COMMENT: GQ must make up its mind what sort of publication it is

As FHM and Maxim take the plaudits for the extraordinary growth they’ve achieved in the past 12 months, spare a thought for James Brown at GQ.

As FHM and Maxim take the plaudits for the extraordinary growth

they’ve achieved in the past 12 months, spare a thought for James Brown

at GQ.



In a sector whose sales during the first half of this year were up by

around 25 per cent on the same period last year, the title with the most

celebrated editor - brought in amid great fanfare just over a year ago -

was one of a handful to register a fall in the latest round of figures

from the Audit Bureau of Circulations.



The performance of GQ under Brown is beginning to bear comparison with

that of Manchester United under Ron Atkinson: the swankiest kid on the

block just isn’t cutting it.



Of course, even football clubs usually give their managers more than 12

months to sort things out and Conde Nast isn’t a company prone to panic.

But I really felt for the GQ publishing director, Peter Stuart, as he

forced himself to trot out some all-too familiar excuses on Friday. ’It

took six months to get the right editorial team together,’ he explained,

admitting that this was six months longer than anticipated. ’It’s like

turning a supertanker around,’ he continued, no doubt wincing inside as

he resorted to a cliche worthy of Big Ron himself. ’We’re very happy

with what James has done and we have colossal faith in him.’ Was that a

vote of confidence from the board I just heard?



It’s true there are encouraging signs.
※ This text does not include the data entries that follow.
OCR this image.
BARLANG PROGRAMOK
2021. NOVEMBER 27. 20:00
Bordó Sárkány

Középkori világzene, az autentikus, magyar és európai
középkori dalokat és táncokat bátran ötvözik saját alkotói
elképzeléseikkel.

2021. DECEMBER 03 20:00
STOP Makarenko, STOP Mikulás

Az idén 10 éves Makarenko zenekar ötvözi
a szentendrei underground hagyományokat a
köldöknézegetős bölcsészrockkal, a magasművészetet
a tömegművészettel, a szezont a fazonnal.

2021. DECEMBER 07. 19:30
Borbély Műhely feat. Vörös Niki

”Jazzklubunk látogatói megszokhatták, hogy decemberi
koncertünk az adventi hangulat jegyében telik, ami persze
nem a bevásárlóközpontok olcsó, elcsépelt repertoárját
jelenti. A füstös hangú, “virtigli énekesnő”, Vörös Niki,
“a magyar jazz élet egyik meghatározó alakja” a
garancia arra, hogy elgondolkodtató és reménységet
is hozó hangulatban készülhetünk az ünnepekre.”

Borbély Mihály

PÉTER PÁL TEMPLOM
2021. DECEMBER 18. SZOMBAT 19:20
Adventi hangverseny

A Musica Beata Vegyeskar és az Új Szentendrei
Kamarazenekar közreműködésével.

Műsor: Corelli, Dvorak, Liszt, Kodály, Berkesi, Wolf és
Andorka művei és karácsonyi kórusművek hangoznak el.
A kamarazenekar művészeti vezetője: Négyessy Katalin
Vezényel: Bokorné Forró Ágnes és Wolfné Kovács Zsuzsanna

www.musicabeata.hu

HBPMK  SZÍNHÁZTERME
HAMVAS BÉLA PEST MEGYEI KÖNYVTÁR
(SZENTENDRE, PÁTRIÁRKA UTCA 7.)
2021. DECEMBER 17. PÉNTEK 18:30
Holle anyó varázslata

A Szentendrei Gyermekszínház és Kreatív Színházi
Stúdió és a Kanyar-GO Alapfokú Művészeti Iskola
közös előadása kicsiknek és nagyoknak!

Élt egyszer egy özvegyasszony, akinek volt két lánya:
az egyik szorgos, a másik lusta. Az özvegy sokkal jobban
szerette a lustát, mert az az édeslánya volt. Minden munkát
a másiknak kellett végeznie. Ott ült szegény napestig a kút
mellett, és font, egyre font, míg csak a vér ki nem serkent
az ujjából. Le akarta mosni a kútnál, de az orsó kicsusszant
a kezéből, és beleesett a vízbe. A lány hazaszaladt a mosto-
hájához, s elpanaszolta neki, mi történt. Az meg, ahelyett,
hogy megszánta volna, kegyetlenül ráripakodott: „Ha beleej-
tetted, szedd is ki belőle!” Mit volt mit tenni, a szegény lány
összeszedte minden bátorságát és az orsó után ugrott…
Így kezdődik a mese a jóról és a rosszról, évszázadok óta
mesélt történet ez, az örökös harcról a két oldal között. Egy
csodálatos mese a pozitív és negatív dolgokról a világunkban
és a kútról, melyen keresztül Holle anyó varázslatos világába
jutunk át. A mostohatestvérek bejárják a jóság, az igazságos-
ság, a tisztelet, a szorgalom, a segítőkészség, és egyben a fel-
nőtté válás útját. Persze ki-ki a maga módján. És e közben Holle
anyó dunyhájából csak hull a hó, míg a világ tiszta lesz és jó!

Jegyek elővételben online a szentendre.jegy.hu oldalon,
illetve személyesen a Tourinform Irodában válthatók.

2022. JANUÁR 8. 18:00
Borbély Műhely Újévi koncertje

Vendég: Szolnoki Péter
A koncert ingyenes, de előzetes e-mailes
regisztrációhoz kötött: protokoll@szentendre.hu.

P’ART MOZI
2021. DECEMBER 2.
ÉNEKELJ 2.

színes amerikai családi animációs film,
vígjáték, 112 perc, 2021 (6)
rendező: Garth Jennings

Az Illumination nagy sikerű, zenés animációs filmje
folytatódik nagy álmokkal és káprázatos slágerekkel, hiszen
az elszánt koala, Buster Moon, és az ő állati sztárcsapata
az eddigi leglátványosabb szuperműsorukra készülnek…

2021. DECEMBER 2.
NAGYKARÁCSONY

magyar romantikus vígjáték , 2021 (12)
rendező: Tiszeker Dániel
Among those cited by Stuart

include a consistent increase in UK newsstand sales - up from 88,000 a

year ago, to 92,000 six months ago, to 94,000 this time. But with

subscriptions and overseas sales down, the comfort offered comes in

portions not much bigger than crumbs.



If it sounds as if I’m gloating, I’m not. From a personal point of view,

I still hope Brown can succeed because, if he can marry the wit and

irreverence of Loaded to the maturity of GQ, Conde Nast will have a

magazine I’d enjoy.



But already the more grown-up elements of the mix are being cast aside

as the magazine adopts an increasingly laddish approach. Stuart readily

admits that ’we’ve realised there’s no point putting men on the

cover’.



And his faith in the new editorial team is based on their ability to put

’the fun’ into GQ.



Stuart says he’ll be happy when the circulation reaches 150,000. By that

time, FHM will probably be over the one million mark. Let’s face it, if

it’s fun they’re after, the punters know where to find it. And

advertisers, in turn, know where to find the punters.



Surely, in the face of such incomparable sales figures, GQ must

concentrate on bolstering rather than diluting its upmarket credentials.

Whether making its half-naked women more ’classy’ than those in its

rivals will suffice or not, we shall have to wait and see.